Souvent, et le Sahel en est l’exemple type, ce sont autour de conflits de terroir - sur le foncier, l’accès à l’eau, les parcours de transhumance et j’en passe - que se nouent les incompréhensions, les litiges dont profitent des acteurs politiques locaux divers pour faire prospérer des agendas qui sont aux antipodes de l’intérêt collectif. C’est aussi ce terreau qu’exploitent les entrepreneurs de la violence - jihadistes de tous poils, organisations criminelles, milices - qui écument la région et sont devenus le cauchemar de millions de ses habitants.

Le niveau local est celui où se manifeste concrètement, pour le meilleur ou pour le pire, l’autorité de l’Etat, mais également celui où son absence, notamment dans les confins frontaliers, se donne à voir dans toute sa plénitude, sans filtre aucun.

C’est dire que le niveau local est à investir - je veux dire par là qu’il doit être un espace, un site d’action privilégié pour l’Etat. C’est ici - par le comportement de ses agents, les services publics qu’ils offrent, la bienveillance et la compassion qu’ils montrent ou, à l’inverse, par la distance qu’ils développent avec leurs administrés, la violence physique ou symbolique qu’ils infligent et leur corruption - que l’Etat gagne ou perd ses lettres de noblesse, c’est ici qu’il établit sa légitimité ou l’érode pour ne pas dire la réduit à néant.

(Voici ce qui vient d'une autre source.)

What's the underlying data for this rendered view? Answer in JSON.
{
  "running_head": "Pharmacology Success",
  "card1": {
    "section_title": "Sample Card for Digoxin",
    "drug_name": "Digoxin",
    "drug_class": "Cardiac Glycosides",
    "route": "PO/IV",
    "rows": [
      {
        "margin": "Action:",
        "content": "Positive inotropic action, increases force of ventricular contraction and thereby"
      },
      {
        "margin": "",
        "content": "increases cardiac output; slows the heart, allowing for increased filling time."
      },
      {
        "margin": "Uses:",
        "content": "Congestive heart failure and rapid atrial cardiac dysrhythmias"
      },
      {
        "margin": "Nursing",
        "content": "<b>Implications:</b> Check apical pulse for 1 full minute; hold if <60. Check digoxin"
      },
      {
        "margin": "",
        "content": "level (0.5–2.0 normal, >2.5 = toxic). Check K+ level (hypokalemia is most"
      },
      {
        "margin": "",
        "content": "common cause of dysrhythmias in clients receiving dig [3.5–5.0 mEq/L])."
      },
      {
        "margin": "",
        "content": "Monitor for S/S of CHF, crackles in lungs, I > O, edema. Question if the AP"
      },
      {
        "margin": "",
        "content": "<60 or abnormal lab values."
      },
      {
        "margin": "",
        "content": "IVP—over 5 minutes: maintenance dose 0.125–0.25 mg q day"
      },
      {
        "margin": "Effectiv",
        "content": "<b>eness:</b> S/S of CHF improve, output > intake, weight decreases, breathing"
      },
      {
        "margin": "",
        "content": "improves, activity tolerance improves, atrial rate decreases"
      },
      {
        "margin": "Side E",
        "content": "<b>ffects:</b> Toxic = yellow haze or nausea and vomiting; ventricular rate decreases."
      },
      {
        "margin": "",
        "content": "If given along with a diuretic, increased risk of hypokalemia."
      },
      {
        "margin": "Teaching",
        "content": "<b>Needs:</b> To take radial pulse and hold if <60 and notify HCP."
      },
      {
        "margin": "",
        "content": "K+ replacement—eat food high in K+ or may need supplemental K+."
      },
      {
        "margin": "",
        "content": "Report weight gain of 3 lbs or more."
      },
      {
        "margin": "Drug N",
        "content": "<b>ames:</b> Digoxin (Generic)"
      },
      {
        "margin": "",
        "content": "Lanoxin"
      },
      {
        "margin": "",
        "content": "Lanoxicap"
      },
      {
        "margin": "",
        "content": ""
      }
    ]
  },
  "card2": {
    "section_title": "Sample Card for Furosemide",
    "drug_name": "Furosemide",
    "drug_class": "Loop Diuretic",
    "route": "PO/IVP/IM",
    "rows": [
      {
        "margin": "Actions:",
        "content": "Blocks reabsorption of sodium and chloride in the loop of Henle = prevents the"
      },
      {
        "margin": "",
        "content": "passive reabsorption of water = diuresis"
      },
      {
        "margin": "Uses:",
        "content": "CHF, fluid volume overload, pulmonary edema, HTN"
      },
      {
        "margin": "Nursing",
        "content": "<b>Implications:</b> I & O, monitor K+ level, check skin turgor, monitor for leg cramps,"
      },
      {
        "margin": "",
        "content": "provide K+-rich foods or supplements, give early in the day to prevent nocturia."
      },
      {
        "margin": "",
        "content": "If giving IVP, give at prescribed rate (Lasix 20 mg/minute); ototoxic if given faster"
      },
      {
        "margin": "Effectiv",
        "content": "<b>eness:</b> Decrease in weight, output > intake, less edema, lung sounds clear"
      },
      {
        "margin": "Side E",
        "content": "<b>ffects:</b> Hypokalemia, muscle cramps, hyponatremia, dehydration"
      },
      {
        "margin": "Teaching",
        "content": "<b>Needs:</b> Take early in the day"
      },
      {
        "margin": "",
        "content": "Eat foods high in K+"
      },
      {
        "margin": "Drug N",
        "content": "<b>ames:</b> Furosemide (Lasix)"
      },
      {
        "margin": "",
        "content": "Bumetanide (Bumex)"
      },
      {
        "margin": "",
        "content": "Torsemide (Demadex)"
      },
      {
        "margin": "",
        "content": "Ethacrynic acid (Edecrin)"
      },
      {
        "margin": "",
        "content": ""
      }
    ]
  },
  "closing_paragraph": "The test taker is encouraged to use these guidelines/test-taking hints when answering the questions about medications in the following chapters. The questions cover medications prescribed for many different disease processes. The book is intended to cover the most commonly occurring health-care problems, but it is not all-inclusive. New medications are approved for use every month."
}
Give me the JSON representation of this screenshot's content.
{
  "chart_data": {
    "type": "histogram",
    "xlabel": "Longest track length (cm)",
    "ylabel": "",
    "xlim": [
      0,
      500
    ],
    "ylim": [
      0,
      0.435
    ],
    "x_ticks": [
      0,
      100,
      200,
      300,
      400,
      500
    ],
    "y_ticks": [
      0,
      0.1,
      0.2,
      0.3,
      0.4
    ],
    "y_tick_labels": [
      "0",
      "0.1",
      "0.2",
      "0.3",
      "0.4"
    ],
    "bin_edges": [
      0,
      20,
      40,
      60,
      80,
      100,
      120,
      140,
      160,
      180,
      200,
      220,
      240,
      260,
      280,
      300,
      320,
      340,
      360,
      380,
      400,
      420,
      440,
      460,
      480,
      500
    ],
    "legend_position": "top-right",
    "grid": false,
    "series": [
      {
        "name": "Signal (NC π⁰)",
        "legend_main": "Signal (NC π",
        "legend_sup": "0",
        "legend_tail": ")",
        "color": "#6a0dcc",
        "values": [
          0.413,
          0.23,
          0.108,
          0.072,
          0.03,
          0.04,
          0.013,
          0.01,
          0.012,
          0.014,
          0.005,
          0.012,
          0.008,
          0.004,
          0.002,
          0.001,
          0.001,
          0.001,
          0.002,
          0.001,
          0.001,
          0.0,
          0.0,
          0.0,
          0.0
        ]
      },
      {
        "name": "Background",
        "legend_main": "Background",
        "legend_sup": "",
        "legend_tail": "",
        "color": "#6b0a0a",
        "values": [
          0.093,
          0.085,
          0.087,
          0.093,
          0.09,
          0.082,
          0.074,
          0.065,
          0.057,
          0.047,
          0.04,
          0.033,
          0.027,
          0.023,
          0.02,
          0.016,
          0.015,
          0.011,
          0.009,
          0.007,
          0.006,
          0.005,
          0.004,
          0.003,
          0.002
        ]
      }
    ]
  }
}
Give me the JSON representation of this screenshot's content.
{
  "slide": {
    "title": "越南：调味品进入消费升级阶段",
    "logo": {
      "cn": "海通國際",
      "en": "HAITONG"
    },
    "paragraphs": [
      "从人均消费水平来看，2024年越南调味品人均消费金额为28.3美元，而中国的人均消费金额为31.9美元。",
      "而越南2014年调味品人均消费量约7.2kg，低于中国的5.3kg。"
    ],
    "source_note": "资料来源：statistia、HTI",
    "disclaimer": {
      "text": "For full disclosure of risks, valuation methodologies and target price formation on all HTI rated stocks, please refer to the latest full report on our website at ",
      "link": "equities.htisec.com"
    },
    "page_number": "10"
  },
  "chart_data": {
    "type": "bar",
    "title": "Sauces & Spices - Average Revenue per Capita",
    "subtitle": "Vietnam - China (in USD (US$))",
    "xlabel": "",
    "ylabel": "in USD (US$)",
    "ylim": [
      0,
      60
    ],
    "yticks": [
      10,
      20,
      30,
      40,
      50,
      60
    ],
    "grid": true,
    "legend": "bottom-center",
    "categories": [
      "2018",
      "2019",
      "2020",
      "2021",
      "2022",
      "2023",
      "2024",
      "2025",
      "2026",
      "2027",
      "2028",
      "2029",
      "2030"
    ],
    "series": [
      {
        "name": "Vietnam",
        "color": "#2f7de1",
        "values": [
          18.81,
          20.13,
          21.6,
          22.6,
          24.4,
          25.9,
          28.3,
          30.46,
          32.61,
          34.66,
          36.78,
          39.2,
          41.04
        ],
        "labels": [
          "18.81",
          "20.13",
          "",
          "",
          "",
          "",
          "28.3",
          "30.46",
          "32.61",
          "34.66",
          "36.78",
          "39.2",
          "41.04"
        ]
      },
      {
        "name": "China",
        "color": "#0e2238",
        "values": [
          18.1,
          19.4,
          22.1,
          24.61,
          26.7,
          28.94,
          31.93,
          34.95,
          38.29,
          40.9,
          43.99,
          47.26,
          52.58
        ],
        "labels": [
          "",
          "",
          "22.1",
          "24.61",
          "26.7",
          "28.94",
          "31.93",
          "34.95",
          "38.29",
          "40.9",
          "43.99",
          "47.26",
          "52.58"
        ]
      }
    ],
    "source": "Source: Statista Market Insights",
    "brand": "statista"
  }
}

Ce qui précède m’amène à faire trois remarques en guise de conclusion.

Premièrement, la nécessité, je vais dire l’impératif catégorique, pour reprendre une expression du philosophe Emmanuel Kant, d’un écosystème qui encourage, favorise les initiatives locales et leur éclosion, mais aussi permette de les fédérer pour en faire les multiples affluents qui alimenteront le grand fleuve du développement et de la stabilité.

Deuxièmement, le développement local est aussi une affaire de coopération transfrontalière, pour favoriser la synergie entre terroirs séparés par des lignes artificielles. La convention de l’UA sur la coopération transfrontalière, connue sous le nom de convention de Niamey, offre un cadre idéal à cet égard.

Troisièmement, et enfin, le développement local ne peut être dissocié de la problématique globale de la gouvernance au niveau national. Le premier ne peut prospérer en l’absence du second. Oui il faut investir, investir fortement, dans le développement local, mais il faut aussi améliorer la gouvernance nationale - l’inclusion, la lutte contre la corruption, la promotion et le respect des droits de l’homme - et le faire avec l’urgence qu’imposent les défis de l’heure.

La MINUSMA et les système des Nations unies sont fiers d’avoir été associés à la tenue de ce Forum, et nous sommes disposés à appuyer la prochaine édition. Je ne voudrais pas trop m’aventurer sur le thème sur lequel il pourrait porter, même si j’ai quelques idées là-dessus.

Je n’ai pas tenu ma promesse de brièveté. Mais comment pourrais-je le faire sur un sujet d’une si brûlante actualité, un sujet dont le traitement adéquat déterminera, pour les décennies à venir, le futur de dizaines de millions de personnes.

Je vous remercie de votre patiente écoute.